Hi everybody,
I'm trying to figure out strategies to manage memory automatically in
lxml in the context of libxml2 trees. Some of my incomplete thinking and
description of the problem has been encapsulated in the following document:
http://codespeak.net/svn/lxml/trunk/doc/memorymanagement.txt
It's quite possible that I'm making things more complicated than
necessary, as Vic said. I'm quite curious to hear Vic's and other
people's thinking about this.
The basic concept is that libxml2 maintains a tree representing XML.

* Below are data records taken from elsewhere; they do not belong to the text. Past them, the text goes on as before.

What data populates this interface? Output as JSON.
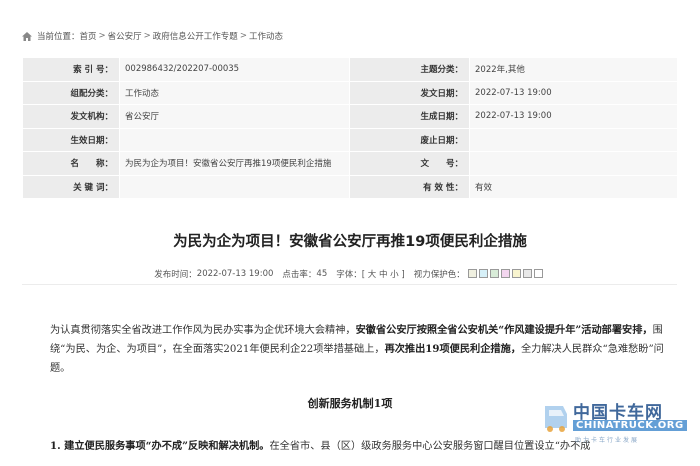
{
  "breadcrumb": {
    "prefix": "当前位置：",
    "items": [
      "首页",
      "省公安厅",
      "政府信息公开工作专题",
      "工作动态"
    ],
    "separator": ">"
  },
  "meta": {
    "rows": [
      [
        {
          "k": "索 引 号：",
          "v": "002986432/202207-00035"
        },
        {
          "k": "主题分类：",
          "v": "2022年,其他"
        }
      ],
      [
        {
          "k": "组配分类：",
          "v": "工作动态"
        },
        {
          "k": "发文日期：",
          "v": "2022-07-13 19:00"
        }
      ],
      [
        {
          "k": "发文机构：",
          "v": "省公安厅"
        },
        {
          "k": "生成日期：",
          "v": "2022-07-13 19:00"
        }
      ],
      [
        {
          "k": "生效日期：",
          "v": ""
        },
        {
          "k": "废止日期：",
          "v": ""
        }
      ],
      [
        {
          "k": "名　　称：",
          "v": "为民为企为项目！安徽省公安厅再推19项便民利企措施"
        },
        {
          "k": "文　　号：",
          "v": ""
        }
      ],
      [
        {
          "k": "关 键 词：",
          "v": ""
        },
        {
          "k": "有 效 性：",
          "v": "有效"
        }
      ]
    ]
  },
  "article": {
    "title": "为民为企为项目！安徽省公安厅再推19项便民利企措施",
    "info": {
      "publish_label": "发布时间：",
      "publish_time": "2022-07-13 19:00",
      "views_label": "点击率：",
      "views": "45",
      "font_label": "字体：[ 大 中 小 ]",
      "eye_label": "视力保护色：",
      "swatch_colors": [
        "#f0f0e0",
        "#d6f0f8",
        "#d8ecd8",
        "#f3d6ef",
        "#f9f5cf",
        "#e8e8e8",
        "#ffffff"
      ]
    },
    "p1_a": "为认真贯彻落实全省改进工作作风为民办实事为企优环境大会精神，",
    "p1_b": "安徽省公安厅按照全省公安机关“作风建设提升年”活动部署安排，",
    "p1_c": "围绕“为民、为企、为项目”，在全面落实2021年便民利企22项举措基础上，",
    "p1_d": "再次推出19项便民利企措施，",
    "p1_e": "全力解决人民群众“急难愁盼”问题。",
    "section_heading": "创新服务机制1项",
    "p2_a": "1. 建立便民服务事项“办不成”反映和解决机制。",
    "p2_b": "在全省市、县（区）级政务服务中心公安服务窗口醒目位置设立“办不成"
  },
  "watermark": {
    "cn": "中国卡车网",
    "en": "CHINATRUCK.ORG",
    "sub": "助力卡车行业发展"
  }
}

This tree can be manipulated by a host of C functions. lxml wraps this
tree in two ways now. The wrapping is done by proxies written in Pyrex
that typically stand in for a node in the libxml2 tree and expose
informationon it.
One wrapper, the one I started first, aims to provide an ElementTree API
to the libxml2 tree. ElementTree is a pythonic and lightweight way to
manipulate XML written by Fredrik Lundh, and lxml just tries to mimic
that API as much as possible. The wrapping is currently incomplete,
mostly due to the thorny memory management issues.
The other wrapper which I started later provides a classical W3C DOM
API. It's pretty good in the real-only department already, but as soon
as I started considering writeable DOM the memory management issues came
up again in full force.
Help, please!
Regards,
Martijn